After doing some research (what did we do before laptops and smartphones?) it sounded like I was having a problem with updated packages, so I tried uninstalling and reinstalling Unity.  No dice.  Then I found the real problem: my video card drivers.  Luckily I use the command line a lot for installing and uninstalling packages, and I was familiar with the packages I needed for my video card, so after uninstalling and reinstalling those, everything worked just fine.

As a summary for anyone dealing with similar problems, here’s my general troubleshooting list:
1.  Reboot the computer, using the magic SysRq key if nothing else works (do NOT do a hard reset with the power button unless absolutely necessary)

2. Boot to the command line (with networking)

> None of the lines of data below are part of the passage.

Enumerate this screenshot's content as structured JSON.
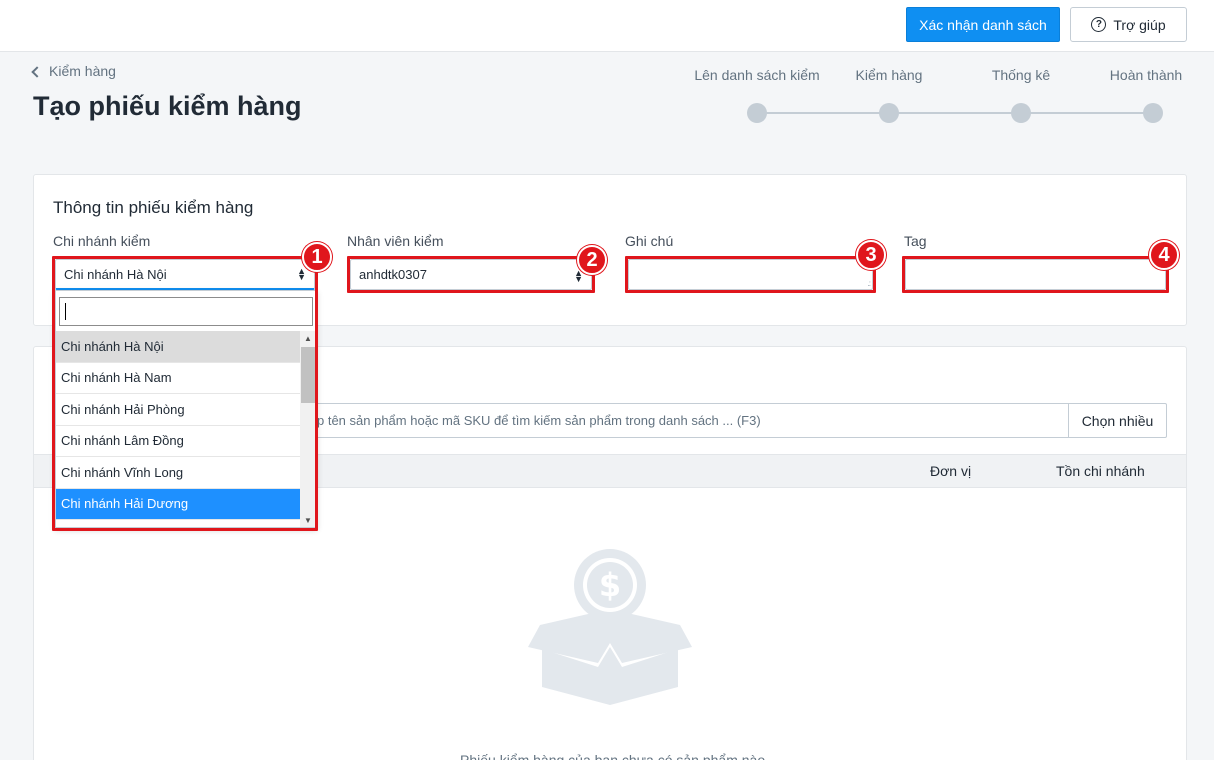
{
  "topbar": {
    "confirm_label": "Xác nhận danh sách",
    "help_label": "Trợ giúp",
    "help_icon_glyph": "?"
  },
  "breadcrumb": {
    "label": "Kiểm hàng"
  },
  "page": {
    "title": "Tạo phiếu kiểm hàng"
  },
  "steps": [
    {
      "label": "Lên danh sách kiểm"
    },
    {
      "label": "Kiểm hàng"
    },
    {
      "label": "Thống kê"
    },
    {
      "label": "Hoàn thành"
    }
  ],
  "info_card": {
    "title": "Thông tin phiếu kiểm hàng",
    "branch": {
      "label": "Chi nhánh kiểm",
      "value": "Chi nhánh Hà Nội"
    },
    "staff": {
      "label": "Nhân viên kiểm",
      "value": "anhdtk0307"
    },
    "note": {
      "label": "Ghi chú",
      "value": ""
    },
    "tag": {
      "label": "Tag",
      "value": ""
    }
  },
  "branch_dropdown": {
    "search_value": "",
    "options": [
      {
        "label": "Chi nhánh Hà Nội",
        "state": "hover"
      },
      {
        "label": "Chi nhánh Hà Nam",
        "state": ""
      },
      {
        "label": "Chi nhánh Hải Phòng",
        "state": ""
      },
      {
        "label": "Chi nhánh Lâm Đồng",
        "state": ""
      },
      {
        "label": "Chi nhánh Vĩnh Long",
        "state": ""
      },
      {
        "label": "Chi nhánh Hải Dương",
        "state": "selected"
      }
    ]
  },
  "product_card": {
    "search_placeholder": "p tên sản phẩm hoặc mã SKU để tìm kiếm sản phẩm trong danh sách ... (F3)",
    "choose_many_label": "Chọn nhiều",
    "columns": {
      "unit": "Đơn vị",
      "stock": "Tồn chi nhánh"
    },
    "empty_text": "Phiếu kiểm hàng của bạn chưa có sản phẩm nào"
  },
  "annotations": {
    "badge_1": "1",
    "badge_2": "2",
    "badge_3": "3",
    "badge_4": "4"
  },
  "colors": {
    "primary": "#0f8ff2",
    "annotation_red": "#e0161c",
    "selected_option": "#1e90ff",
    "step_gray": "#c4cdd5"
  }
}
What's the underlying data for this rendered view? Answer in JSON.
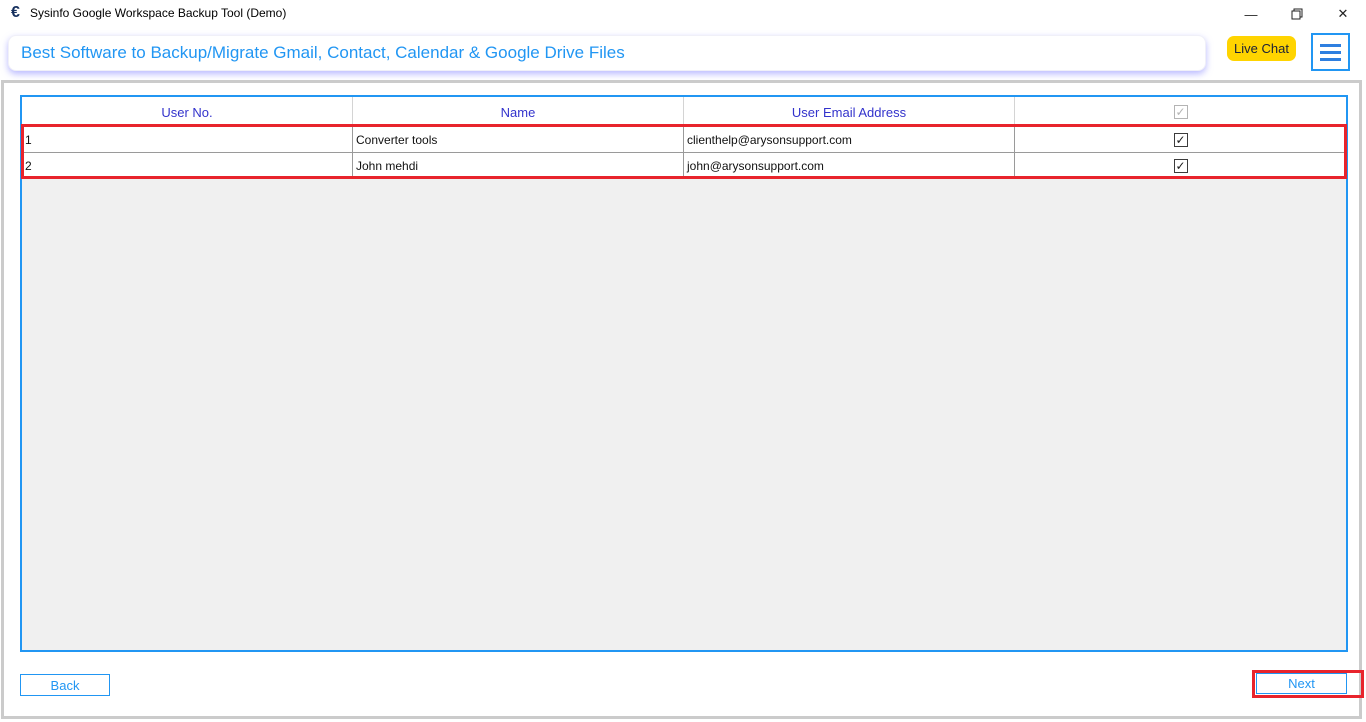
{
  "window": {
    "title": "Sysinfo Google Workspace Backup Tool (Demo)",
    "app_icon_glyph": "€",
    "controls": {
      "minimize_glyph": "—",
      "close_glyph": "✕"
    }
  },
  "header": {
    "banner_text": "Best Software to Backup/Migrate Gmail, Contact, Calendar & Google Drive Files",
    "live_chat_label": "Live Chat"
  },
  "table": {
    "columns": [
      "User No.",
      "Name",
      "User Email Address"
    ],
    "header_checkbox_checked": true,
    "rows": [
      {
        "no": "1",
        "name": "Converter tools",
        "email": "clienthelp@arysonsupport.com",
        "checked": true
      },
      {
        "no": "2",
        "name": "John mehdi",
        "email": "john@arysonsupport.com",
        "checked": true
      }
    ]
  },
  "icons": {
    "check_glyph": "✓"
  },
  "footer": {
    "back_label": "Back",
    "next_label": "Next"
  },
  "colors": {
    "accent_blue": "#2196f3",
    "column_header_blue": "#3333cc",
    "annotation_red": "#e8242c",
    "live_chat_yellow": "#ffd400",
    "frame_gray": "#cbcbcb",
    "panel_gray": "#f0f0f0"
  }
}
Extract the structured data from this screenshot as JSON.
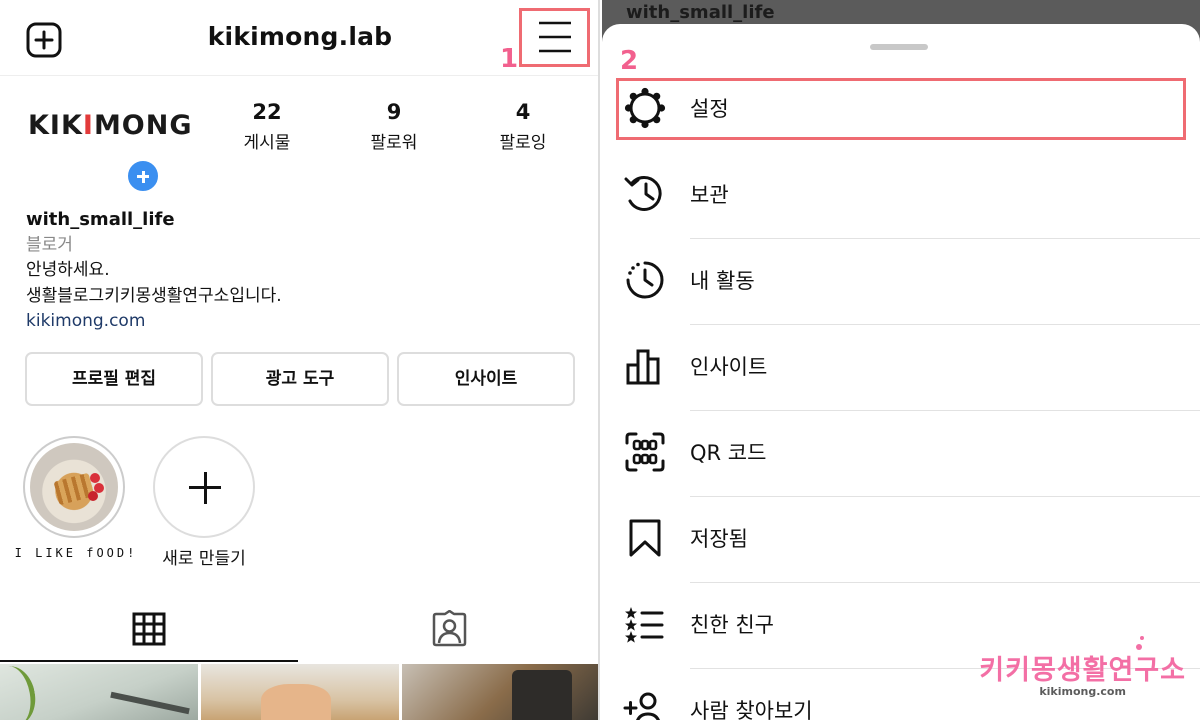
{
  "profile": {
    "header": {
      "username": "kikimong.lab"
    },
    "annotations": {
      "step_1": "1",
      "step_2": "2"
    },
    "logo_text": {
      "part1": "KIK",
      "part2": "I",
      "part3": "MONG"
    },
    "stats": [
      {
        "value": "22",
        "label": "게시물"
      },
      {
        "value": "9",
        "label": "팔로워"
      },
      {
        "value": "4",
        "label": "팔로잉"
      }
    ],
    "bio": {
      "name": "with_small_life",
      "category": "블로거",
      "line1": "안녕하세요.",
      "line2": "생활블로그키키몽생활연구소입니다.",
      "link": "kikimong.com"
    },
    "buttons": {
      "edit_profile": "프로필 편집",
      "ad_tools": "광고 도구",
      "insights": "인사이트"
    },
    "highlights": [
      {
        "label": "I LIKE fOOD!"
      },
      {
        "label": "새로 만들기"
      }
    ],
    "tabs": {
      "posts_icon": "grid-icon",
      "tagged_icon": "person-tag-icon"
    }
  },
  "sheet": {
    "behind_text": "with_small_life",
    "items": [
      {
        "label": "설정",
        "icon": "settings-gear-icon"
      },
      {
        "label": "보관",
        "icon": "archive-history-icon"
      },
      {
        "label": "내 활동",
        "icon": "activity-clock-icon"
      },
      {
        "label": "인사이트",
        "icon": "insights-bar-chart-icon"
      },
      {
        "label": "QR 코드",
        "icon": "qr-code-icon"
      },
      {
        "label": "저장됨",
        "icon": "bookmark-icon"
      },
      {
        "label": "친한 친구",
        "icon": "close-friends-list-icon"
      },
      {
        "label": "사람 찾아보기",
        "icon": "add-person-icon"
      }
    ]
  },
  "watermark": {
    "main": "키키몽생활연구소",
    "sub": "kikimong.com"
  },
  "colors": {
    "highlight_box": "#ef6b72",
    "annotation_number": "#f2608e",
    "add_story_button": "#3b8ff0",
    "watermark": "#f36fa5"
  }
}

3. Start or restart your display manager (the most common with Ubuntu is lightdm)

4. Uninstall and reinstall Unity (try unity –reset first, then unity –replace, then try sudo apt-get remove ubuntu-desktop && sudo apt-get install ubuntu-desktop)

5. Uninstall and reinstall video card drivers (depends on your card: for NVIDIA the most useful package I’ve found is nvidia-current, so you’d do sudo apt-get remove nvidia-current && sudo apt-get install nvidia-current)

6. Bask in glory?  If you’re still having display problems I feel bad for you son.  I got 99 problems but a bad video card ain’t one.